Why DeepSeek-R1’s Success Could Undermine AI Safety and Regulation Efforts
February 3, 2025
The announcement of DeepSeek-R1 in late January 2025 sent shock waves through the AI industry, leading to a significant selloff in U.S. AI stocks. Venture capitalist Marc Andreesen described the event as “AI’s Sputnik moment,” drawing parallels to the Soviet Union’s launch of the first satellite and emphasizing its potential to redefine global AI competition.
The DeepSeek-R1 announcement highlights three realities of the global AI marketplace:
(1) Companies in China and other places not subject to US regulations to develop AI capabilities that are as good as those being developed by US companies.
(2) Small companies can build powerful AI systems. Billions of dollars of funding is not a requirement.
(3) People will develop AI systems without adequate “safety” protections. Researchers found that DeepSeek-R1 could not block any harmful prompts from the HarmBench dataset. It was 11 times more likely to generate harmful content compared to OpenAI’s o1 and was three times more likely than competing models to generate content related to chemical, biological, and nuclear (CBRN) threats. It also exhibited significant biases, producing discriminatory content in 83% of bias tests.

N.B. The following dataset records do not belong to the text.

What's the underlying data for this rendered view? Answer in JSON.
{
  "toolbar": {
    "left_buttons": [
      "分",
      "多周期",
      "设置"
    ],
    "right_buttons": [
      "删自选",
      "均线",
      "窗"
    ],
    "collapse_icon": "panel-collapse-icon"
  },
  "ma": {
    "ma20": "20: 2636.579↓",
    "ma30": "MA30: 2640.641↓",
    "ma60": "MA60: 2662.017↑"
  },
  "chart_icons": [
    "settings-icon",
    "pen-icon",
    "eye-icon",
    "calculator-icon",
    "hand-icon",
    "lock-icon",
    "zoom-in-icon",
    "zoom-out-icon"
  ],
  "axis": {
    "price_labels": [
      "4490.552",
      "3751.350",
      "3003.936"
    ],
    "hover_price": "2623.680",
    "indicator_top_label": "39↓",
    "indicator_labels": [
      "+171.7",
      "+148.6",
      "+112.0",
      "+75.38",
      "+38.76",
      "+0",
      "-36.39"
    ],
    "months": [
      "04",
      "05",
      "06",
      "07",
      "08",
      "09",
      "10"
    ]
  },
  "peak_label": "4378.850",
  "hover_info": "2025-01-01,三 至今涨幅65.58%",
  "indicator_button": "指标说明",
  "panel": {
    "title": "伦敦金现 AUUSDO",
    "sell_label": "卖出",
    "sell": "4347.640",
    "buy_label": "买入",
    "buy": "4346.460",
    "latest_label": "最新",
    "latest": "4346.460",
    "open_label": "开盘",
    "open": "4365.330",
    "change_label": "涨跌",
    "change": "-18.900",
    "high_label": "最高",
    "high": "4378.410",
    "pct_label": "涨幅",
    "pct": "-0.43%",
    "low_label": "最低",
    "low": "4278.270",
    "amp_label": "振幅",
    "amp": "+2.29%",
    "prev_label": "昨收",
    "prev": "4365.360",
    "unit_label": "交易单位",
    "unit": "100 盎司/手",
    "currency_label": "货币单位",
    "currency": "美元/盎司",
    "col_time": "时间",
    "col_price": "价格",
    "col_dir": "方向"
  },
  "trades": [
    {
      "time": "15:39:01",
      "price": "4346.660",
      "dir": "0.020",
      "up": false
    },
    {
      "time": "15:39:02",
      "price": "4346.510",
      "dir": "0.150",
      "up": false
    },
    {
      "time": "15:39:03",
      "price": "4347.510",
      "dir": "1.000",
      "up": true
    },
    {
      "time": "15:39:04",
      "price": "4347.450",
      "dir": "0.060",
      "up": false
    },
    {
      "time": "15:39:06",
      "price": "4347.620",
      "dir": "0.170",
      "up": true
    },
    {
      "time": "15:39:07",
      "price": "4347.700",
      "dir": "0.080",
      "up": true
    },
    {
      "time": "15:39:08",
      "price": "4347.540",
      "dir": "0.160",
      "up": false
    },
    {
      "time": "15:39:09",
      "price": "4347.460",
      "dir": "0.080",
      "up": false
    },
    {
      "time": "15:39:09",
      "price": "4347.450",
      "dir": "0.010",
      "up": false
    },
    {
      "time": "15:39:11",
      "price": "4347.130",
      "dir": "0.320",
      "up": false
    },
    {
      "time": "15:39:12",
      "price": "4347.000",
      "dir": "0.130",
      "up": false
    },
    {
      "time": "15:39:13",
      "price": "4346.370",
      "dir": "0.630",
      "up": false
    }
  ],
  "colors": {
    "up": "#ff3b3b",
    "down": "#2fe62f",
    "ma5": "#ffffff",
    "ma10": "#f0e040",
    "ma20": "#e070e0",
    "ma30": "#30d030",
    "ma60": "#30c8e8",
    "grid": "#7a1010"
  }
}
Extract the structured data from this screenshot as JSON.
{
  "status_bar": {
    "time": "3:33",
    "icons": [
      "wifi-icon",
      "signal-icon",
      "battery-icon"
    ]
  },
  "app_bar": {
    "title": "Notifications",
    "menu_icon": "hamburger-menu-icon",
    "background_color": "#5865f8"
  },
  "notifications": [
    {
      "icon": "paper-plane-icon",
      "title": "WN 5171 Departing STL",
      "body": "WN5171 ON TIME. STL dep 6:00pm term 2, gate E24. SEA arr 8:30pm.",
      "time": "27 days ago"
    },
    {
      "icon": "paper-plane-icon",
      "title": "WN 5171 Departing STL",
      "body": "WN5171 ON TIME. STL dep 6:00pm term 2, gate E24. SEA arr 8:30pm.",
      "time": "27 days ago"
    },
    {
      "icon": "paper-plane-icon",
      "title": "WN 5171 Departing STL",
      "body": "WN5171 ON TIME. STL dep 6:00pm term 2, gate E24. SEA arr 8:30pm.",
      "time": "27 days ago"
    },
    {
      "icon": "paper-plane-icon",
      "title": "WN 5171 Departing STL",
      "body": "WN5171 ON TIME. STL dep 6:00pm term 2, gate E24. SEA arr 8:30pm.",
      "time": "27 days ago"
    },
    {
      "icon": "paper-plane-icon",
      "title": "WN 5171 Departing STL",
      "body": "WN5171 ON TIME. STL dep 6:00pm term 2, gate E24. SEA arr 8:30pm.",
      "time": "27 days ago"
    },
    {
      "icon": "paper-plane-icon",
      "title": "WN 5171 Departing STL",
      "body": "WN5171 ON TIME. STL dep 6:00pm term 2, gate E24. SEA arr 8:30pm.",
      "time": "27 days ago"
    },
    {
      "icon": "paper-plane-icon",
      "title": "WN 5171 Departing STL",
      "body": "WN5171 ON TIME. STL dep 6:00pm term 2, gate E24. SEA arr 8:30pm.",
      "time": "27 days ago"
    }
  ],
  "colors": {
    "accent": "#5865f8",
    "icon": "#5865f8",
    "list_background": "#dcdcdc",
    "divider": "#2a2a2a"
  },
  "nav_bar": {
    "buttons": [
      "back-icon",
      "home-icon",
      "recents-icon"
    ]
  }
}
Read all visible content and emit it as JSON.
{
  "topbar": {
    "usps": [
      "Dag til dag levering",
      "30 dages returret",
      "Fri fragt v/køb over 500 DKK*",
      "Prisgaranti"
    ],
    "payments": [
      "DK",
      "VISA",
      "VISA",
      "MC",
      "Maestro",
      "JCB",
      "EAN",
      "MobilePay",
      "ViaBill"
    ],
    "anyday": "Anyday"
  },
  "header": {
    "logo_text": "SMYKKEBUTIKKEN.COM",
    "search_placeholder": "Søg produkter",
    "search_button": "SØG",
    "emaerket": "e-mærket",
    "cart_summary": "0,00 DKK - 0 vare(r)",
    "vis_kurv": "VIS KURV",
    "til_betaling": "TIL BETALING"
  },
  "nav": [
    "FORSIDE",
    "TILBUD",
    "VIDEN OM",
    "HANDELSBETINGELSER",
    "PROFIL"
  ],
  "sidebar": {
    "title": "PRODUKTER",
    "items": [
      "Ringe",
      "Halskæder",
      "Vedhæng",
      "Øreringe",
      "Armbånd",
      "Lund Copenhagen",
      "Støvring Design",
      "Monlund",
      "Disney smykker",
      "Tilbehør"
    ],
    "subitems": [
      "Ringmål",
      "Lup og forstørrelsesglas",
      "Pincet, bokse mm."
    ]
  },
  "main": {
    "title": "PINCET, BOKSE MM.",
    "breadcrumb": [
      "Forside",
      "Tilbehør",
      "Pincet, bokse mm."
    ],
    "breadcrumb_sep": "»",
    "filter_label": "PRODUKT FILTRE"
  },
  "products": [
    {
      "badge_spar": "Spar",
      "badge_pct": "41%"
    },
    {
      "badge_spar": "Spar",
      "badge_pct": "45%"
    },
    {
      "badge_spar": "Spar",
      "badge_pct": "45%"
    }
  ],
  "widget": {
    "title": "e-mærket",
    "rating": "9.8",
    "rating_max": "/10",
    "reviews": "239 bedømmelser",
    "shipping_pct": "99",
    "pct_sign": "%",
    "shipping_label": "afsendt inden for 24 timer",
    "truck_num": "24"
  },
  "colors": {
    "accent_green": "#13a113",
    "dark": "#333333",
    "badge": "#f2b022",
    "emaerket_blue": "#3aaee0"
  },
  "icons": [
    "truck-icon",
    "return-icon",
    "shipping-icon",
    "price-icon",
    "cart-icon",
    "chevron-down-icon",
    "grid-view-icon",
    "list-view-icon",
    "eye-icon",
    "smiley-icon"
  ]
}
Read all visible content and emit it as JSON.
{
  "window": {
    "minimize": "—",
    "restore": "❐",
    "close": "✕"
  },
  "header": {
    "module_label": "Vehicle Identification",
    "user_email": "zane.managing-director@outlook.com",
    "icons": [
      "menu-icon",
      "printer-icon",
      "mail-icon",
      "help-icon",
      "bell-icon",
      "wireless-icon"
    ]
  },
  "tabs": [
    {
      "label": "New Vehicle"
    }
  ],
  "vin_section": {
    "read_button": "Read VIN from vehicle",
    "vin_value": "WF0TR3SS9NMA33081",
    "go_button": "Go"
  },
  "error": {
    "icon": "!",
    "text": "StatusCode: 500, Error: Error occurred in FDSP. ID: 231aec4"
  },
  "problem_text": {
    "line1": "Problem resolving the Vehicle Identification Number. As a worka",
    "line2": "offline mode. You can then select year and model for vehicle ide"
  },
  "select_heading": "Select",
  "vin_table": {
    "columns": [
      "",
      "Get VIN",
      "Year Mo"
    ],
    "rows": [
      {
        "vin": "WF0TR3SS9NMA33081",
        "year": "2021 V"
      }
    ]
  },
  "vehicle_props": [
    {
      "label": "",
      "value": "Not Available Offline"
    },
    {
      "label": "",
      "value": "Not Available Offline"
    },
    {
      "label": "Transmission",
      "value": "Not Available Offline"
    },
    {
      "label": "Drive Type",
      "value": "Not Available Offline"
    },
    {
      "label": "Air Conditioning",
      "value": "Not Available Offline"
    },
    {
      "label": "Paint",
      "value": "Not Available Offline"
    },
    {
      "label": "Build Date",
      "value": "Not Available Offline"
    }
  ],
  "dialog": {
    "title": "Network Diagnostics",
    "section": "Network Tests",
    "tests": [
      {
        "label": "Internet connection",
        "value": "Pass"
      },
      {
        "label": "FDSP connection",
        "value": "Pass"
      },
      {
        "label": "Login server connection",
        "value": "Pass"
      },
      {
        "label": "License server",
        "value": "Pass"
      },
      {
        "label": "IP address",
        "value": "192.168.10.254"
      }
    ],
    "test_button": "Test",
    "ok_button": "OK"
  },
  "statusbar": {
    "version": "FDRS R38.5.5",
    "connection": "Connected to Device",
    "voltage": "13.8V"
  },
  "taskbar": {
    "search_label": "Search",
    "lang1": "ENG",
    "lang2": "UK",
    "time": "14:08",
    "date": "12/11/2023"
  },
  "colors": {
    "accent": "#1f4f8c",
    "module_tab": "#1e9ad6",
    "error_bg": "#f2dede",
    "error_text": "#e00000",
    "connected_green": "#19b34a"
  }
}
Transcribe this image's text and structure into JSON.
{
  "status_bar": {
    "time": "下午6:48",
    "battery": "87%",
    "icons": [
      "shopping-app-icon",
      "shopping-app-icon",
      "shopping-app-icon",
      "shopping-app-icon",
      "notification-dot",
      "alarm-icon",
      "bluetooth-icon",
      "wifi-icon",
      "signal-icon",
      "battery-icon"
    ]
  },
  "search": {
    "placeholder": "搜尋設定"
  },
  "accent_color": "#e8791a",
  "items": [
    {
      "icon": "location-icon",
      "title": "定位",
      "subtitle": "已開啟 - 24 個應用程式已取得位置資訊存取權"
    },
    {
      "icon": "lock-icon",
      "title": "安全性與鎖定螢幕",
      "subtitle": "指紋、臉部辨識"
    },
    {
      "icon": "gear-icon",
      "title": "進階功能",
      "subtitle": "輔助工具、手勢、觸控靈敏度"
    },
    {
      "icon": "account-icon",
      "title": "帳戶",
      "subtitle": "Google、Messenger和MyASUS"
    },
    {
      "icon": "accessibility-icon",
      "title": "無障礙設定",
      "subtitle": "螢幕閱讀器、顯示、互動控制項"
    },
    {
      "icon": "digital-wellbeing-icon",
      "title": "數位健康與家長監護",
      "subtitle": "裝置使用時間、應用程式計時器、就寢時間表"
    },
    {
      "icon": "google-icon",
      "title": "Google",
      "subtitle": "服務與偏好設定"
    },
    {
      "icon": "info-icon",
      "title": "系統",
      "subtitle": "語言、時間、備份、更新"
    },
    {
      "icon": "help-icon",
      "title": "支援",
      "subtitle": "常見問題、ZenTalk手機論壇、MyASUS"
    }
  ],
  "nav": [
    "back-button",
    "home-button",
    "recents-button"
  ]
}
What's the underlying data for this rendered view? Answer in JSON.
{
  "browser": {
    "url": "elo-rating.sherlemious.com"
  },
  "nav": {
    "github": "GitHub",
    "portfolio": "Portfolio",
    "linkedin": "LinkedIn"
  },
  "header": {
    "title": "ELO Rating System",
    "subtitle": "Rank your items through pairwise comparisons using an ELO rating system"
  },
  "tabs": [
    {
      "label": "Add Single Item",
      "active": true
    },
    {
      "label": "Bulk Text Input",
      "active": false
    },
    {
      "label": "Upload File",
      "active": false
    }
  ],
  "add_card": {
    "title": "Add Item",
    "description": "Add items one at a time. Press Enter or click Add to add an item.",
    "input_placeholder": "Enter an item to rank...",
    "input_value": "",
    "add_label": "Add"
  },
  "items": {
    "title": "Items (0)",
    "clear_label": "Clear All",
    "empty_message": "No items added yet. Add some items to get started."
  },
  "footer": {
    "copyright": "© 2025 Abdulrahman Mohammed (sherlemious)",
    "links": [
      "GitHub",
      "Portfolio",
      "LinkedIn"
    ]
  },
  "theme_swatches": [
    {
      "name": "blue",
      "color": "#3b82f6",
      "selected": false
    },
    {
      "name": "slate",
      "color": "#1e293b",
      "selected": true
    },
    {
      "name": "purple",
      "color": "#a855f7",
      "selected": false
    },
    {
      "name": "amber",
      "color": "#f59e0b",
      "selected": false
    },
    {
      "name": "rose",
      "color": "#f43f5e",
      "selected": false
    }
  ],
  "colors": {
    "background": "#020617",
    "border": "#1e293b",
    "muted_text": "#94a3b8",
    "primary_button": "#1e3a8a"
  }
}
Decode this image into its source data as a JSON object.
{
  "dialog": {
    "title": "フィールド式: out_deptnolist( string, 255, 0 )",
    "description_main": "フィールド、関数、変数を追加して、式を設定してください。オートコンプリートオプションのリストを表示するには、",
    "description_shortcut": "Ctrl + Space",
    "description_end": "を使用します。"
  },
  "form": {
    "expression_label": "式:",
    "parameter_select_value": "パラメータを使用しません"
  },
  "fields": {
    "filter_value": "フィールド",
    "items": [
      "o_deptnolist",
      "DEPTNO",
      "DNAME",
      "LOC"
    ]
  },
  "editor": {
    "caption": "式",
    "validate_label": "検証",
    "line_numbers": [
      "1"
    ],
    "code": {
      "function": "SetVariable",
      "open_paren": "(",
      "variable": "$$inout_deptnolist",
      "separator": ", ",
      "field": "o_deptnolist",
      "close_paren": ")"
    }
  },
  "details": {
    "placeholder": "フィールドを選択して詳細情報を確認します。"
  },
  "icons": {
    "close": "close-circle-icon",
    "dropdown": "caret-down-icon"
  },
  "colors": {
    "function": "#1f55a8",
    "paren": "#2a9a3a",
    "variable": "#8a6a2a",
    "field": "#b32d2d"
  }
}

AI safety and regulatory efforts are focused on three areas:
(1) Ensuring that AI systems don’t facilitate the malicious activities of bad actors
Most US-based frontier models are built with controls that attempt to prevent bad actors from things like
- Designing and synthesizing CBRN weapons
- Automating offensive cyber attacks
- Generating child sexual abuse material, nonconsensual intimate imagery, and sexual exploitation in general
- Producing disinformation, deepfakes, and deceptive use of AI in general
These goals are achieved mostly by various types of guardrails that prevent unwanted output and partly by analyzing training data to avoid the encoding of harmful behavior. There is also considerable research on preventing the circumvention of guardrails via jailbreaks, adversarial attacks, data poisoning, prompt injection, fine-tuning, and deceptive prompting.
The DeepSeek announcement highlights the difficulties of preventing bad actors from using AI technology for malicious purposes. Bad actors can simply choose to use AI technology that is developed without adequate guardrails. DeepSeek’s low cost of developing their AI technology also shows that well-funded bad actors such as governments and terrorist groups can simply build their own AI technology without any guardrails.
US companies like OpenAI and Anthropic invest huge amounts of money in AI safety research designed to prevent malicious acts. But if good actors use the tools with guardrails and bad actors use the tools without guardrails, are these efforts worth the expense? There are research, training time, and runtime expenses and must be factored into the pricing of these systems.
From a regulatory perspective, legislation requiring guardrails and other safety features are compromised if bad actors have access to equally good AI systems without guardrails. Worse, these regulations can be burdensome to companies that build and use AI technology — especially startups with limited funding. Perhaps it would be more effective for regulatory efforts to focus on penalties for bad actors who use AI (or other) tools to perform malicious acts rather than requiring that this type of AI safety be built into AI tools.
It’s also worth asking whether the US focus on AI safety is a distraction that is helping China catch up to the US on AI technology capabilities.
(2) Preventing biases in outputs to ensure fairness and inclusiveness, providing transparency for outputs that affect people’s lives, and preventing toxic output.
These goals are achieved by guardrails that prevent unwanted output, monitoring output for bias, analyzing training data to ensure it is unbiased, and by adding transparency capabilities.
The importance of this category of safety research isn’t affected by the DeepSeek announcement. Legislation in the US and Europe is requiring companies to produce unbiased decisions when those decisions impact people’s lives. Companies will need to choose AI systems with good bias controls for those systems as opposed to systems like DeepSeek that don’t have adequate controls built in.
(3) Addressing the existential threat of losing control of AI systems with catastrophic consequences
It’s unclear if we’ll ever reach this level of capability and, since we don’t yet know how to build this type of capability, it’s unclear if such research is even worthwhile. Many AI luminaries including Geoffrey Hinton and Yoshua Bengio recommend that the US and China purse a worldwide agreement that, if and when AI technology gets close to the point of being out of control, that all nations agree to freeze AI research. The DeepSeek announcement doesn’t impact the value of this type of possible worldwide cooperation.
Models like DeepSeek-R1 should cause us to question the value and cost of AI safety research and regulations designed to prevent bad actors from performing malicious acts. We might be better off using that funding on AI research that protects against malicious acts. As the availability of AI tools to bad actors increases, so does the value of AI-based defensive cybersecurity and AI assistants that protect us from social media, email, and phone scams and disinformation.